The County Commission on Wednesday voted to match the $120,000 raised privately to date for a program aimed at removing those with mental health issues from the county jail "revolving door."
Commissioner David Sharpe offered the amendment and it was approved 8-1. Commissioner Greg Martin said it was a worthwhile project, but should have been vetted through the normal budget process.
Albert Kiser, county finance administrator, said the $120,000 would come from the county fund balance. He said it has $100 million - up $6 million from last year.
Sheriff Jim Hammond said the program is based on successful ones in place in Charlotte, N.C., Nashville and Memphis.
He said more funding is needed, even with the county match, but he said, "The funding is falling into place."
The state recently declined to award the county a $3.3 million grant over five years. However, Sheriff Hammond said State Mental Health Commissioner Marie Williams had asked for a meeting with him in Chattanooga next week.
Sheriff Hammond said an ACT Team is being formed to begin operation of the program.

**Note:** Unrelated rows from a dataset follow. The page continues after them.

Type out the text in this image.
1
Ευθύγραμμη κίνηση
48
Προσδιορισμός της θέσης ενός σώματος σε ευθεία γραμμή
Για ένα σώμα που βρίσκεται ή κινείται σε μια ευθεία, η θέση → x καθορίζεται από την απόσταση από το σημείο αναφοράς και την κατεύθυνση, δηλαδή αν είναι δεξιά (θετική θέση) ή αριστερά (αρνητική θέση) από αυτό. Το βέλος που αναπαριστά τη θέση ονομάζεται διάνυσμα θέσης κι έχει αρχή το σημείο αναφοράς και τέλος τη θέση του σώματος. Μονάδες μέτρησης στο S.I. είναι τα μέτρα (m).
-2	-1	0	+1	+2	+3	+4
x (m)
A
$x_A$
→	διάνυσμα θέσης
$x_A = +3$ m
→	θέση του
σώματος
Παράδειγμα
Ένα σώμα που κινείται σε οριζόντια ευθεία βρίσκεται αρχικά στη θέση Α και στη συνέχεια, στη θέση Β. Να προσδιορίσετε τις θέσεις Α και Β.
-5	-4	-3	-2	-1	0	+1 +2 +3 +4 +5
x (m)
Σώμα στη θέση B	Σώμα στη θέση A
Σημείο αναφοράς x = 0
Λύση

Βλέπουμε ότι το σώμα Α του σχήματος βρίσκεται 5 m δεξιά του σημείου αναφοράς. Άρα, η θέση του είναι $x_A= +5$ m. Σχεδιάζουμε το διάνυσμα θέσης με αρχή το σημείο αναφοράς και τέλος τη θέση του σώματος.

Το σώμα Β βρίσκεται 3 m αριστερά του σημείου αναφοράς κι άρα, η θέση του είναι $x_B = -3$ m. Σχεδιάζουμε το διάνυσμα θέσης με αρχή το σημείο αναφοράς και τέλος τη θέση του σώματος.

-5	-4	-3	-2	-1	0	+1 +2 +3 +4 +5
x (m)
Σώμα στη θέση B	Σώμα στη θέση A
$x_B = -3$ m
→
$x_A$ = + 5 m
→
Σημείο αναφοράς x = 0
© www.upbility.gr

The sheriff has long contended that many of the jail inmates have mental issues and the jail is ill equipped to deal with them. He said money going for jail expenses could much better be used for housing and treatment for those individuals.

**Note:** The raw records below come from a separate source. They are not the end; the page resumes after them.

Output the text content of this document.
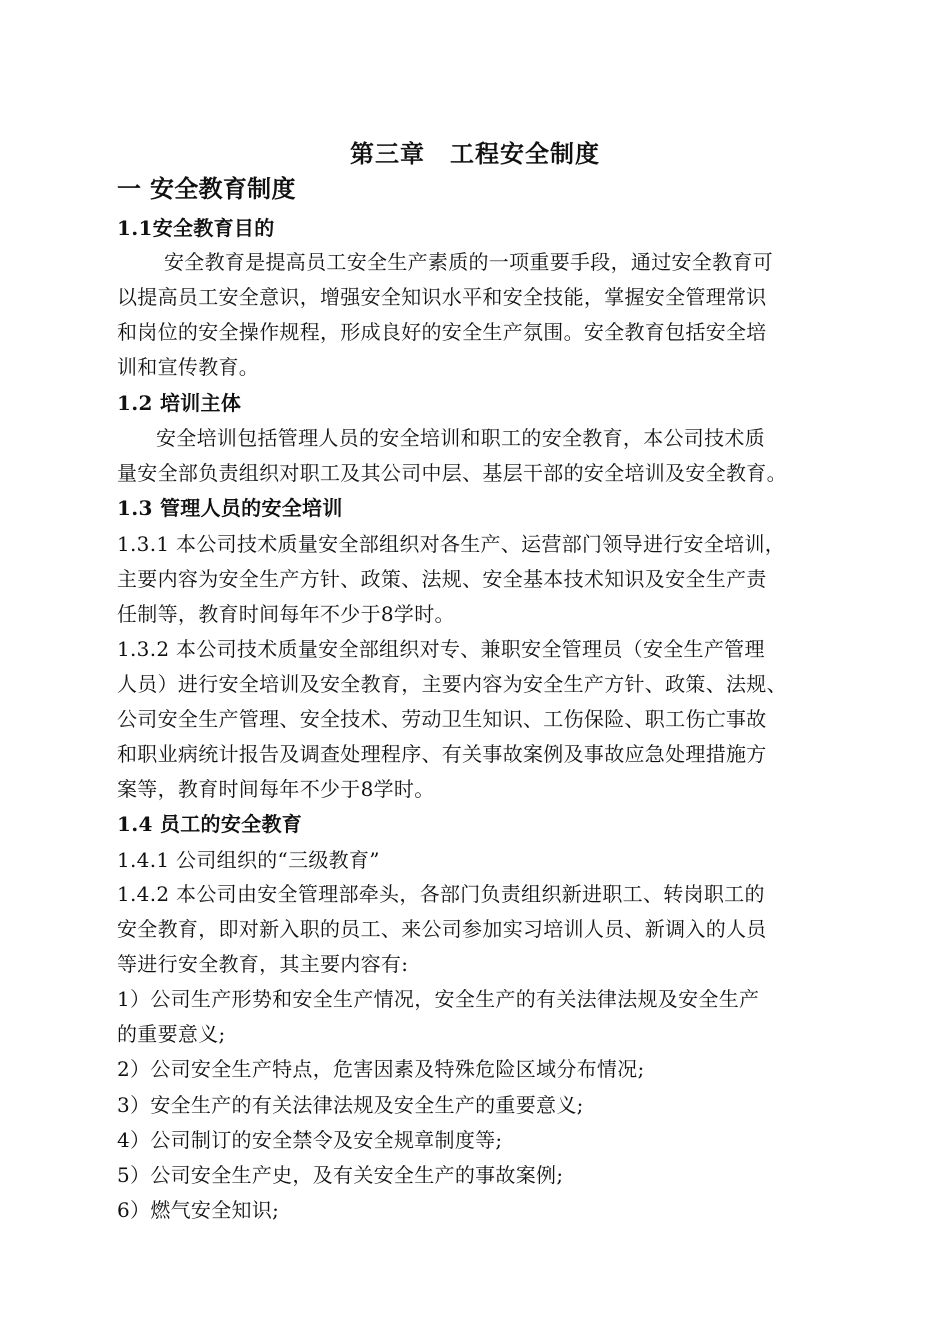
第三章　工程安全制度
一 安全教育制度
1.1安全教育目的
安全教育是提高员工安全生产素质的一项重要手段，通过安全教育可
以提高员工安全意识，增强安全知识水平和安全技能，掌握安全管理常识
和岗位的安全操作规程，形成良好的安全生产氛围。安全教育包括安全培
训和宣传教育。
1.2 培训主体
安全培训包括管理人员的安全培训和职工的安全教育，本公司技术质
量安全部负责组织对职工及其公司中层、基层干部的安全培训及安全教育。
1.3 管理人员的安全培训
1.3.1 本公司技术质量安全部组织对各生产、运营部门领导进行安全培训，
主要内容为安全生产方针、政策、法规、安全基本技术知识及安全生产责
任制等，教育时间每年不少于8学时。
1.3.2 本公司技术质量安全部组织对专、兼职安全管理员（安全生产管理
人员）进行安全培训及安全教育，主要内容为安全生产方针、政策、法规、
公司安全生产管理、安全技术、劳动卫生知识、工伤保险、职工伤亡事故
和职业病统计报告及调查处理程序、有关事故案例及事故应急处理措施方
案等，教育时间每年不少于8学时。
1.4 员工的安全教育
1.4.1 公司组织的“三级教育”
1.4.2 本公司由安全管理部牵头，各部门负责组织新进职工、转岗职工的
安全教育，即对新入职的员工、来公司参加实习培训人员、新调入的人员
等进行安全教育，其主要内容有:
1）公司生产形势和安全生产情况，安全生产的有关法律法规及安全生产
的重要意义;
2）公司安全生产特点，危害因素及特殊危险区域分布情况;
3）安全生产的有关法律法规及安全生产的重要意义;
4）公司制订的安全禁令及安全规章制度等;
5）公司安全生产史，及有关安全生产的事故案例;
6）燃气安全知识;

Donors so far include $10,000 from Unum; $20,000 from the Commmunity Foundation of Greater Chattanooga; $25,000 from the Osborne Foundation; $25,000 from CHI Memorial and $40,000 from the Maclellan Foundation.

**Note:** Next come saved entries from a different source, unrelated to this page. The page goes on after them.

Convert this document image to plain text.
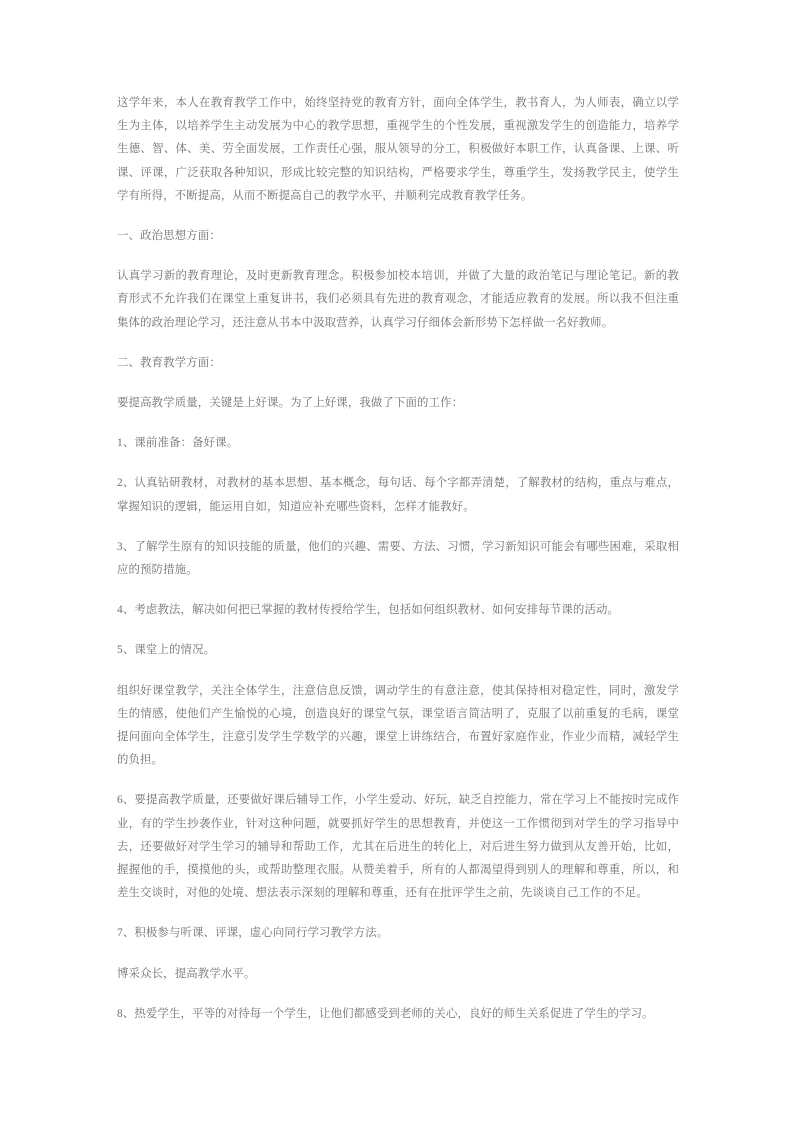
这学年来，本人在教育教学工作中，始终坚持党的教育方针，面向全体学生，教书育人，为人师表，确立以学生为主体，以培养学生主动发展为中心的教学思想，重视学生的个性发展，重视激发学生的创造能力，培养学生德、智、体、美、劳全面发展，工作责任心强，服从领导的分工，积极做好本职工作，认真备课、上课、听课、评课，广泛获取各种知识，形成比较完整的知识结构，严格要求学生，尊重学生，发扬教学民主，使学生学有所得，不断提高，从而不断提高自己的教学水平，并顺利完成教育教学任务。

一、政治思想方面：

认真学习新的教育理论，及时更新教育理念。积极参加校本培训，并做了大量的政治笔记与理论笔记。新的教育形式不允许我们在课堂上重复讲书，我们必须具有先进的教育观念，才能适应教育的发展。所以我不但注重集体的政治理论学习，还注意从书本中汲取营养，认真学习仔细体会新形势下怎样做一名好教师。

二、教育教学方面：

要提高教学质量，关键是上好课。为了上好课，我做了下面的工作：

1、课前准备：备好课。

2、认真钻研教材，对教材的基本思想、基本概念，每句话、每个字都弄清楚，了解教材的结构，重点与难点，掌握知识的逻辑，能运用自如，知道应补充哪些资料，怎样才能教好。

3、了解学生原有的知识技能的质量，他们的兴趣、需要、方法、习惯，学习新知识可能会有哪些困难，采取相应的预防措施。

4、考虑教法，解决如何把已掌握的教材传授给学生，包括如何组织教材、如何安排每节课的活动。

5、课堂上的情况。

组织好课堂教学，关注全体学生，注意信息反馈，调动学生的有意注意，使其保持相对稳定性，同时，激发学生的情感，使他们产生愉悦的心境，创造良好的课堂气氛，课堂语言简洁明了，克服了以前重复的毛病，课堂提问面向全体学生，注意引发学生学数学的兴趣，课堂上讲练结合，布置好家庭作业，作业少而精，减轻学生的负担。

6、要提高教学质量，还要做好课后辅导工作，小学生爱动、好玩，缺乏自控能力，常在学习上不能按时完成作业，有的学生抄袭作业，针对这种问题，就要抓好学生的思想教育，并使这一工作惯彻到对学生的学习指导中去，还要做好对学生学习的辅导和帮助工作，尤其在后进生的转化上，对后进生努力做到从友善开始，比如，握握他的手，摸摸他的头，或帮助整理衣服。从赞美着手，所有的人都渴望得到别人的理解和尊重，所以，和差生交谈时，对他的处境、想法表示深刻的理解和尊重，还有在批评学生之前，先谈谈自己工作的不足。

7、积极参与听课、评课，虚心向同行学习教学方法。

博采众长，提高教学水平。

8、热爱学生，平等的对待每一个学生，让他们都感受到老师的关心，良好的师生关系促进了学生的学习。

Even if the new program gets into operation, Sheriff Hammond said the plan will still be to eventually close the downtown jail and make improvements to existing facilities at Silverdale as well as building more capacity.
He said there was a discussion this week about the initial $20 million needed for Silverdale updates and for additional space to house females. He said there are over 300 female inmates at Silverdale.
The commission also approved a contract with Bowen & Bowen, LLC, that has been handling fundraising and publicity on the effort. It is planned to cover its $1,500 per month fee from donations rather than county funds.